As vendas a prazo tiveram queda de 56,5% e as pagas à vista, 69%
O comércio paulistano encerrou o mês de abril com queda de
62,8% no volume de vendas, em relação a abril de 2019, número explicado pelo
contexto da pandemia de covid-19. De acordo com a Associação Comercial de São
Paulo (ACSP), as vendas a prazo caíram 56,5% e as pagas à vista, 69%. Na
comparação com março de 2020, os recuos foram, respectivamente, de 51,8%, 39,9%
e 63,7%.
Na avaliação do economista da ACSP Marcel Solimeo, as empresas de menor porte
são as que têm tido mais dificuldades para resistir à adversidade. A maioria
delas, diz ele, não dispõe de plataformas online para manter o comércio
funcionando enquanto vigoram as medidas de quarentena.
Em nota, a organização destaca que recorreu, em articulação com a Federação das
Associações Comerciais do Estado de São Paulo (Facesp), ao governador de São
Paulo, João Doria, e ao prefeito da capital, Bruno Covas, pedindo a reabertura
parcial do comércio a partir de 1º de maio. O plano era aproveitar o Dia das
Mães para fechar vendas.
Análise elaborada pela Confederação Nacional do Comércio de Bens, Serviços e
Turismo (CNC) indica que, no estado de São Paulo, o prejuízo do setor varejista
foi de R$ 26,58 bilhões, entre 15 de março e 18 de abril. A unidade federativa
foi a que mais perdeu ao longo das cinco semanas, seguida de Minas Gerais (R$
6,90 bilhões) e Rio Grande do Sul (R$ 6,63 bilhões). Em termos relativos, Piauí
(-49,6%), Ceará (-49,3%) e Santa Catarina (-46,8%) lideram a lista.
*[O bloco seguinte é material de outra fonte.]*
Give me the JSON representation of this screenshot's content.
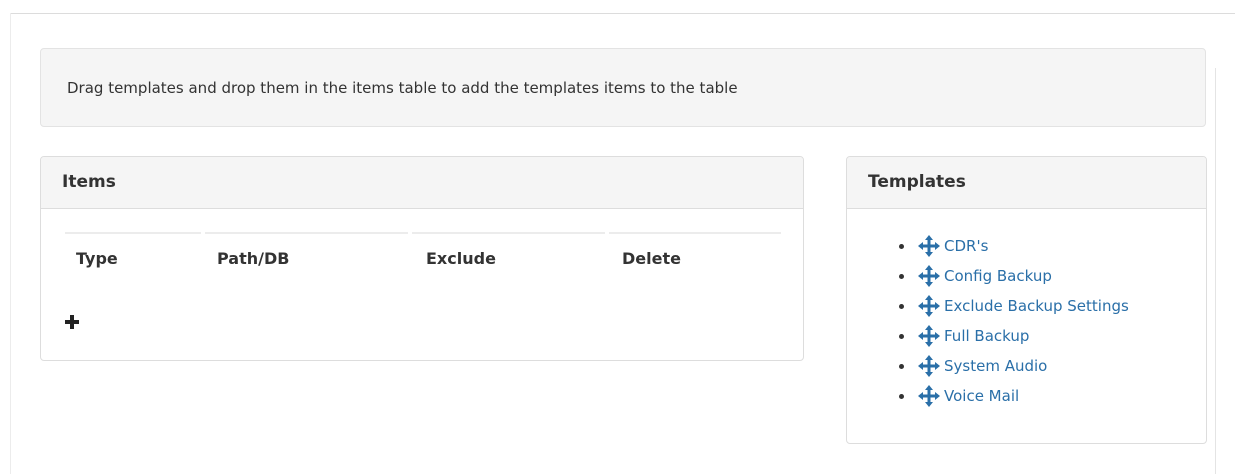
{
  "info": {
    "message": "Drag templates and drop them in the items table to add the templates items to the table"
  },
  "items_panel": {
    "title": "Items",
    "columns": [
      "Type",
      "Path/DB",
      "Exclude",
      "Delete"
    ],
    "add_icon": "plus-icon"
  },
  "templates_panel": {
    "title": "Templates",
    "item_icon": "move-arrows-icon",
    "items": [
      "CDR's",
      "Config Backup",
      "Exclude Backup Settings",
      "Full Backup",
      "System Audio",
      "Voice Mail"
    ]
  },
  "colors": {
    "link": "#2a6fa8",
    "panel_heading_bg": "#f5f5f5",
    "border": "#dddddd"
  }
}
Em âmbito nacional, o setor deixou de faturar R$ 86,4 bilhões. A CNC acrescenta
que cerca de 80% dos estabelecimentos comerciais foram fechados a partir da
segunda quinzena de março, em cumprimento a decretos estaduais e municipais.
Apesar de entidades representativas dos comerciantes defenderem a reabertura de
lojas, pode ser que as atividades não essenciais, nas quais se enquadram,
demorem para voltar ao normal na capital paulista.
Nos últimos dias, Bruno Covas tem reiterado enfaticamente que o relaxamento do
isolamento social e a consequente retomada das atividades econômicas deverão
ocorrer somente se houver a certeza de segurança para a saúde da população.
O boletim mais recente da Secretaria Municipal da Saúde, desta última
terça-feira (05), informa que o município já registra 22.249 casos confirmados
de covid-19, 87.871 casos suspeitos e 1.826 óbitos.